В светлом четырехугольнике двери стояли два казака в коротких шинелях.
— Кто тут каиновский? Выходи!
— Это за мной, — сказал бородатый и зачем-то принялся застегивать пиджак. — Прощай, значит… Ты их не робь… Это они перед смертью лютуют…
— Кому сказано, красная сволочь?! Выходи сей же час!
— А торопиться-то мне куда?.. К теще на блины? — бесстрашно и даже лениво спросил мой сосед, не спеша поднимаясь. — Успеете, гниды, справить свою палаческую службу…
Опираясь ладонью о стену, он с трудом встал.
— Ногу-то, видать, мне начисто поломали, сволочи… ровно в огне вся горит…
Стоявший в дверях конвойный не спеша достал красный атласный кисет, свернул самокрутку, высек кресалом огонька, закурил. Бородатый с жадностью потянулся к нему, облизнул губы. Закуривший сказал, блестя в свете папиросы выпуклыми красивыми глазами:
— Вроде ты, большевичок, перед смертью табачком побаловаться жадничал? За дверью-то все твои слезы слыхать… На вот справляй последнее свое удовольствие…
Он протянул кисет, красневший в его руке, словно сгусток крови. Я услышал, как бородатый рванулся в темноте к двери и, видимо, наступив на поврежденную ногу, застонал. Я ждал, что он сейчас схватит протянутый ему кисет и примется благодарить… Но он только заскрипел зубами — наверное, очень болела нога — и сказал:
— Это чтобы я перед святой своей смертью твоим палаческим табачишком поганился? Нет. Не требуется!

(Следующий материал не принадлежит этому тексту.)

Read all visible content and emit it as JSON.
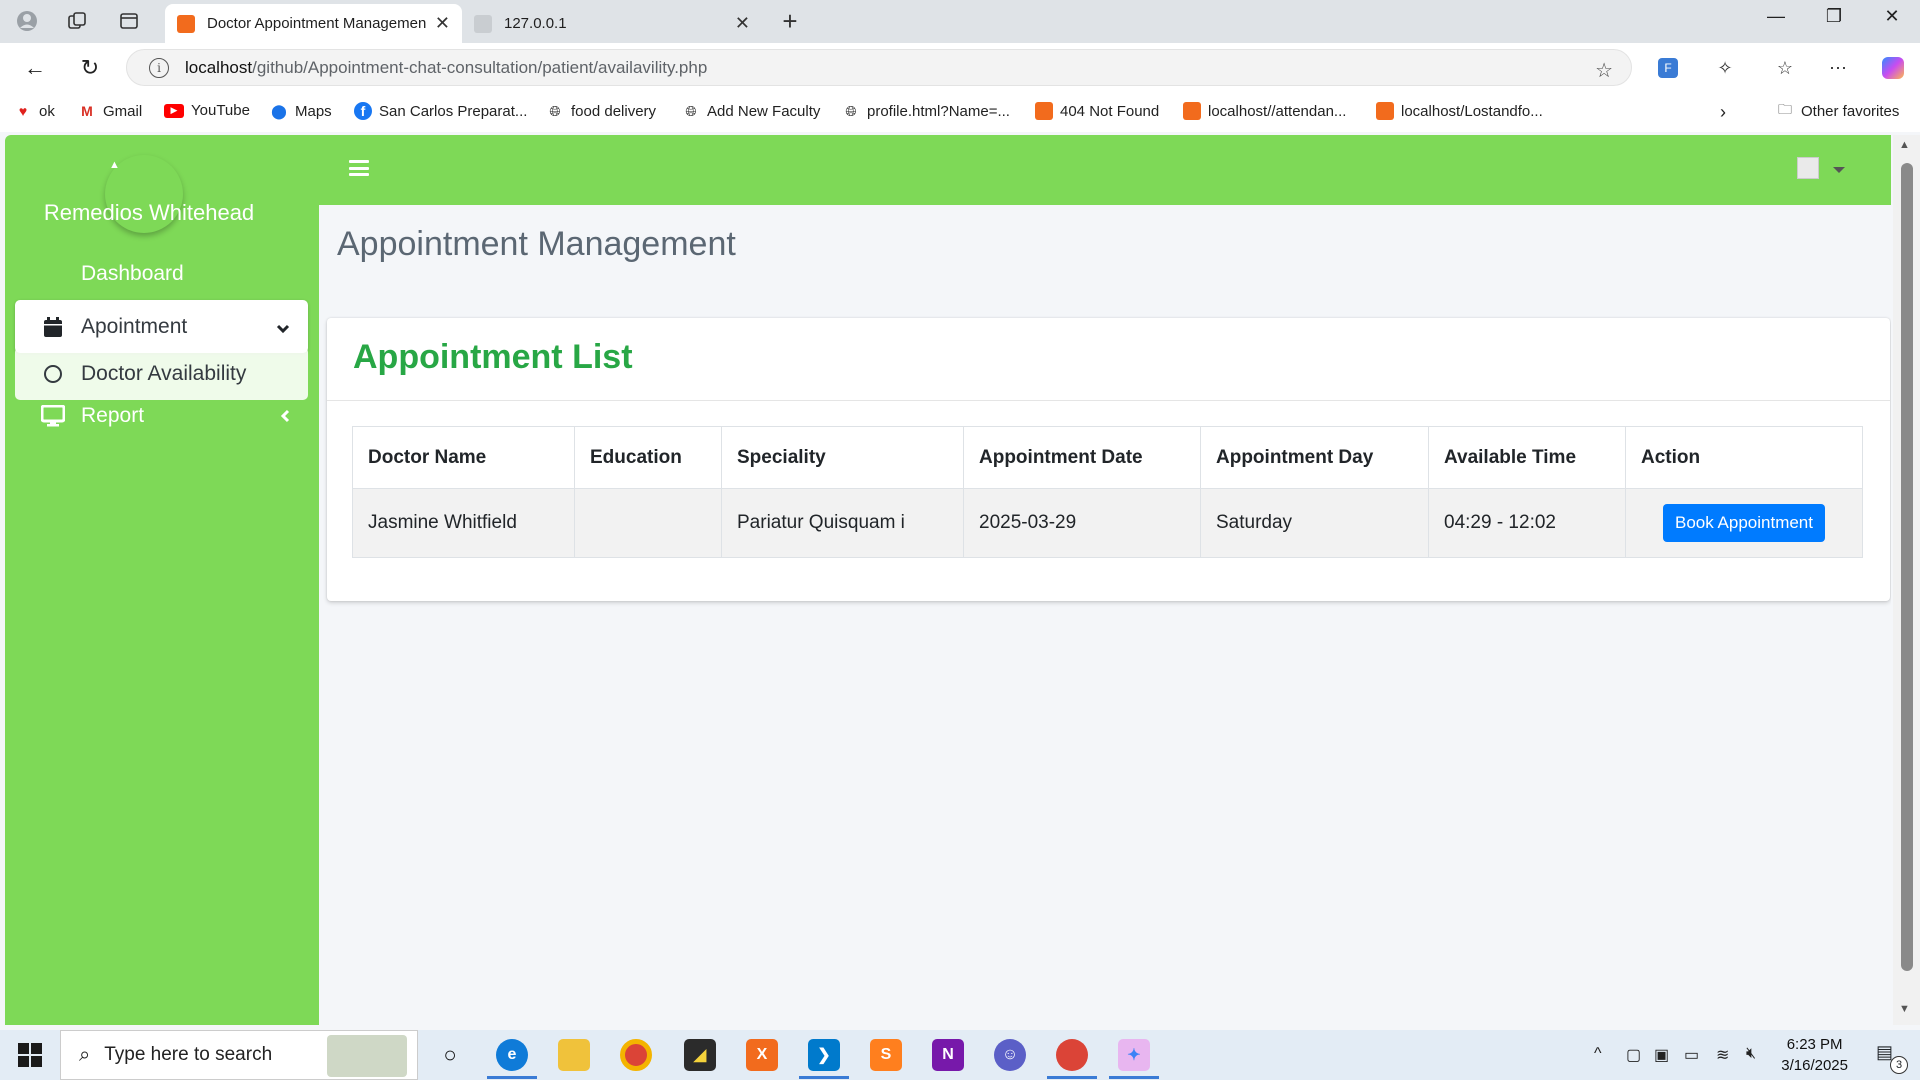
{
  "browser": {
    "tabs": [
      {
        "title": "Doctor Appointment Managemen",
        "active": true
      },
      {
        "title": "127.0.0.1",
        "active": false
      }
    ],
    "url_host": "localhost",
    "url_path": "/github/Appointment-chat-consultation/patient/availavility.php",
    "bookmarks": [
      {
        "label": "ok",
        "icon": "heart-icon"
      },
      {
        "label": "Gmail",
        "icon": "gmail-icon"
      },
      {
        "label": "YouTube",
        "icon": "youtube-icon"
      },
      {
        "label": "Maps",
        "icon": "maps-icon"
      },
      {
        "label": "San Carlos Preparat...",
        "icon": "facebook-icon"
      },
      {
        "label": "food delivery",
        "icon": "globe-icon"
      },
      {
        "label": "Add New Faculty",
        "icon": "globe-icon"
      },
      {
        "label": "profile.html?Name=...",
        "icon": "globe-icon"
      },
      {
        "label": "404 Not Found",
        "icon": "xampp-icon"
      },
      {
        "label": "localhost//attendan...",
        "icon": "xampp-icon"
      },
      {
        "label": "localhost/Lostandfo...",
        "icon": "xampp-icon"
      }
    ],
    "other_favorites": "Other favorites"
  },
  "sidebar": {
    "user_name": "Remedios Whitehead",
    "items": [
      {
        "label": "Dashboard"
      },
      {
        "label": "Apointment"
      },
      {
        "label": "Doctor Availability"
      },
      {
        "label": "Report"
      }
    ]
  },
  "page": {
    "title": "Appointment Management",
    "card_title": "Appointment List"
  },
  "table": {
    "headers": [
      "Doctor Name",
      "Education",
      "Speciality",
      "Appointment Date",
      "Appointment Day",
      "Available Time",
      "Action"
    ],
    "rows": [
      {
        "doctor": "Jasmine Whitfield",
        "education": "",
        "speciality": "Pariatur Quisquam i",
        "date": "2025-03-29",
        "day": "Saturday",
        "time": "04:29 - 12:02",
        "action": "Book Appointment"
      }
    ]
  },
  "taskbar": {
    "search_placeholder": "Type here to search",
    "time": "6:23 PM",
    "date": "3/16/2025",
    "notification_count": "3"
  },
  "colors": {
    "accent_green": "#7ed957",
    "title_green": "#28a745",
    "button_blue": "#007bff"
  }
}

И, прыгая на одной ноге, опираясь ладонью о стену, стал подвигаться к двери.
— Ишь, гордый какой! — усмехнулся казак. — К нему по всему человечеству, с доброй душой, а он…
— Большевик, он и есть большевик! Зверь! — отозвался другой конвоир. И зло рявкнул: — Ну, шагай, упокойничек! Сейчас тебе в аду черти дадут прикурить!
И, схватив бородатого за руку, рванул с такой силой, что тот вылетел в коридор и только там упал. Тяжело, скрипя петлями, захлопнулась дверь, ржаво залязгал засов. Через несколько минут шаги и голоса затихли вдали — их как бы отрезал от меня железный скрежет выходной двери…
А я лежал и думал, что через полчаса этого бородатого смелого человека зароют в землю рядом с повешенными сормовцами и тетей Надей. А может быть, и не зароют совсем, а просто выбросят за ворота тюрьмы в какую-нибудь яму. А потом придут за мной.
И, хотя это было очень страшно, я думал, что отец узнает про мост и скажет: молодец, Данька, не подвел!
Эта ночь, последняя ночь детства, была самой длинной ночью в моей жизни. Не раз и не два, а может быть, сотню раз перебрал я в памяти все, что было у меня самого дорогого, самого заветного.